Петро, как обычно, узнал жену по стуку ее сбитых каблуков по цементному полу коридора. И Ленка узнала. Бросилась к двери:
— Мама!
Саша услышала ее, сказала из коридора:
— Ленок, маленькая моя, отойди от двери, я холодная и мокрая. Петя! Возьми ребенка!
Петро посадил малышку на теплую лежанку.
— Не хочу! К маме хочу!
— Нацелуешься еще со своей мамой. Счастье такое!
— Ты — бог!
Несколько дней назад у дочки появилось это неожиданное бранное слово — конечно, от маминых насмешек над его богами. Они от души посмеялись. Петру хотелось, чтоб девочка поняла, что это шутка. Сказал:
— А мама — богиня.
Ленка упорно не соглашалась, злилась:
— Нет! Ты — бог! А мама — моя мама.
Саша стояла у порога, осторожно снимая с себя мокрую клеенку, которой прикрывалась от дождя, и смеялась:
— Ну что, Аполлон, приготовил амброзию?
— Ага. О, если б ты, великая Гера, мудрейшая из богинь…
— Ты — бог! — закричала сердито Ленка. — Мама — докталка.
— …догадалась принести каплю нектара, жизнь была бы лучше, чем на Олимпе.

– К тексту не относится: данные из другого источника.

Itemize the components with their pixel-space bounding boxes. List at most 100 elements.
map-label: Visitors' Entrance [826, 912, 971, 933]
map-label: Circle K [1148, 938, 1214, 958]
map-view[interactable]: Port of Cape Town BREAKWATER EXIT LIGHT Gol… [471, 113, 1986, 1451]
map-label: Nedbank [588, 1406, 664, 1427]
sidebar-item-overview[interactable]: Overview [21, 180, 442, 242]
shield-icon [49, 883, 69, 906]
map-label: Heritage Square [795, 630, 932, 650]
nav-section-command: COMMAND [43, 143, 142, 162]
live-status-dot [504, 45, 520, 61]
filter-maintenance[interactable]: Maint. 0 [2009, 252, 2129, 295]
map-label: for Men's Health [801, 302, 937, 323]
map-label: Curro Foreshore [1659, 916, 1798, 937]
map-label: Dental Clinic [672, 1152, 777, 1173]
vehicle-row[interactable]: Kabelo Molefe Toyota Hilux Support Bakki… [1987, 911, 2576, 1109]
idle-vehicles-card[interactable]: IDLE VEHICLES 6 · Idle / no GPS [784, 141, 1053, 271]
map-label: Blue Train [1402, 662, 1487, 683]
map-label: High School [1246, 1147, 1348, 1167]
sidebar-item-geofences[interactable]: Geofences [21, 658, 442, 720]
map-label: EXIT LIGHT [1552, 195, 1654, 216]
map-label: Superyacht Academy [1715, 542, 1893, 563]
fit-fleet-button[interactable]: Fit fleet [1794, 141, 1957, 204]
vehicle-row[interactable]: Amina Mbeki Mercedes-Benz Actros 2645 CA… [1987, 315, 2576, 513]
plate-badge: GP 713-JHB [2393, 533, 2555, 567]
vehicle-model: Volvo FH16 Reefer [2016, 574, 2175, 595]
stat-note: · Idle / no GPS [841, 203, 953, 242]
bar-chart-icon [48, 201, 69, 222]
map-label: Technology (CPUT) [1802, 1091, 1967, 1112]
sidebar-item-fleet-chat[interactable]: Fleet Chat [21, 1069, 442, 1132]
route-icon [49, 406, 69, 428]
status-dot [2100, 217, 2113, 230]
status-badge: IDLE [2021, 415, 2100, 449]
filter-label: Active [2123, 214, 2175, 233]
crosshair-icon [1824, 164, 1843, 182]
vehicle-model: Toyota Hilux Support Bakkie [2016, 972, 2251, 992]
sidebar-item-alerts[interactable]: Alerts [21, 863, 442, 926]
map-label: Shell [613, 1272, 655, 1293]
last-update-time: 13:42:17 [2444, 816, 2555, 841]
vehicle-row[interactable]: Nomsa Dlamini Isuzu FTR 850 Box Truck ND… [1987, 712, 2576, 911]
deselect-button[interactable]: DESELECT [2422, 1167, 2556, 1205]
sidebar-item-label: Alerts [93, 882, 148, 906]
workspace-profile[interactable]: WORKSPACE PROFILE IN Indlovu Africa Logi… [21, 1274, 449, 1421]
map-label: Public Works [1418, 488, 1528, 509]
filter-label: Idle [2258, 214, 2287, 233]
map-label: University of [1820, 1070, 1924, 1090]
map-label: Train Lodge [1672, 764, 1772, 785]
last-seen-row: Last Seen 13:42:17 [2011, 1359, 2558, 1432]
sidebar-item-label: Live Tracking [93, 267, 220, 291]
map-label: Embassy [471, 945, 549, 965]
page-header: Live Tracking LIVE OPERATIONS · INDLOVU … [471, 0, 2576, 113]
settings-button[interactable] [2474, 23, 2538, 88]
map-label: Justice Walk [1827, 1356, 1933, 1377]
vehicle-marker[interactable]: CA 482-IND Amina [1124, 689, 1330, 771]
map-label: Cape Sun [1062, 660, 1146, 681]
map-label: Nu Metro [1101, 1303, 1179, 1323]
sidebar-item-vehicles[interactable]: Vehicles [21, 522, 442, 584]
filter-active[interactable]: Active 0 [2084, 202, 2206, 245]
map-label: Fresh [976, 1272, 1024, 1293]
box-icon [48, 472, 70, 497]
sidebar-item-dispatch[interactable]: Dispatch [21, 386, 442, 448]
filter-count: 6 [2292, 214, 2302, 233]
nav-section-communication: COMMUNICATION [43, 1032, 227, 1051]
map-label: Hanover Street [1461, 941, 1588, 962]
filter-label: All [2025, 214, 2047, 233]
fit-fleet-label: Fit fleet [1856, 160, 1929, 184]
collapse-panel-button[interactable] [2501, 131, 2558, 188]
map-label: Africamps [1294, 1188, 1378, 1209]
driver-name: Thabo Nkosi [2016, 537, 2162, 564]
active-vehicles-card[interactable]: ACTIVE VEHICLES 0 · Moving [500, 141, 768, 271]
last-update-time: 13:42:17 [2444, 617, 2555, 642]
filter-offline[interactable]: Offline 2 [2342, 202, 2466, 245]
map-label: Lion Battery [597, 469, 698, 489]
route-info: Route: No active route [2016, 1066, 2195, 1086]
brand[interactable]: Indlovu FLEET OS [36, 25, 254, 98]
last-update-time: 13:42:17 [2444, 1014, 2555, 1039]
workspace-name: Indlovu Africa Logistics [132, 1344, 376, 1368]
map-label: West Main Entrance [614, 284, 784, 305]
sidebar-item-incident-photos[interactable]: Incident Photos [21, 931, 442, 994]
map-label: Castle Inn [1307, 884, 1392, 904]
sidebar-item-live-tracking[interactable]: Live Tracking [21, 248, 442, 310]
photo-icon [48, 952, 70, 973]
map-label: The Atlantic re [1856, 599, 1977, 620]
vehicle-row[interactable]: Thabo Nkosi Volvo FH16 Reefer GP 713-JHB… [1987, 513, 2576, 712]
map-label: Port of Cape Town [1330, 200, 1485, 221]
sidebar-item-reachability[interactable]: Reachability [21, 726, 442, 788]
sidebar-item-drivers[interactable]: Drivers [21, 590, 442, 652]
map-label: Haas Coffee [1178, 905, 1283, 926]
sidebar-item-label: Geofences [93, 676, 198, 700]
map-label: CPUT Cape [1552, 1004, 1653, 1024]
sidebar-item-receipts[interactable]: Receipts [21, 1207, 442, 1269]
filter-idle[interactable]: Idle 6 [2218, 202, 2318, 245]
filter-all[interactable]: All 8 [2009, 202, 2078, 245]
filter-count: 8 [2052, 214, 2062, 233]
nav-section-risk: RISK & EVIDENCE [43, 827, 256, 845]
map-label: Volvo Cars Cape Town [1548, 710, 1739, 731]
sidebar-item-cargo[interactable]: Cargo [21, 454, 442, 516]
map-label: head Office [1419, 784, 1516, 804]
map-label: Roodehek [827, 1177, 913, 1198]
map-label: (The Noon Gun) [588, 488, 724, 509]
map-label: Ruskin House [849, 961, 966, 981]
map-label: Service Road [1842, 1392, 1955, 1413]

— У тебя есть шанс отведать этого нектара. — Она подошла ближе, заправляя под косынку мокрые пряди волос, и, глядя в упор добрыми ласковыми глазами, сказала: — Петя! Там, в сельсовете, устраивается на ночлег Владимир Иванович… Лялькевич. Неловко, знаешь, чтоб наш партизанский товарищ спал на столах. Иди пригласи…
На какой-то миг, впервые с того августовского утра сорок второго года, в нем шевельнулась ревность.
Саша в одном была молодец: как бы они не поссорились, никогда долго не дулась, не то что некоторые жены — по две недели не разговаривают. Злости и обиды у нее хватало не больше чем на полсуток. Эта ее черта приучила Петра тоже быстро забывать все обиды. Забыл он уже и о том, что она сказала тогда ночью. Ее фраза «А что ты думаешь? И жалею!» изрядно его ошарашила, но и тогда он понимал: сказано это назло ему.
Но теперь мелькнуло в голове: «А может быть, в самом деле жалеет, что не стала женой Лялькевича, когда тот, раненный, полгода жил в их доме и для односельчан, для немецкой власти был ее мужем?»
Однако именно эта мысль как-то сразу успокоила. «Не стала и не могла стать ничьей женой ни при каких обстоятельствах, потому что любила и любит меня. И в этом твое главное счастье, чудак», — подумал о себе. И стало ему так хорошо: спокойно, радостно.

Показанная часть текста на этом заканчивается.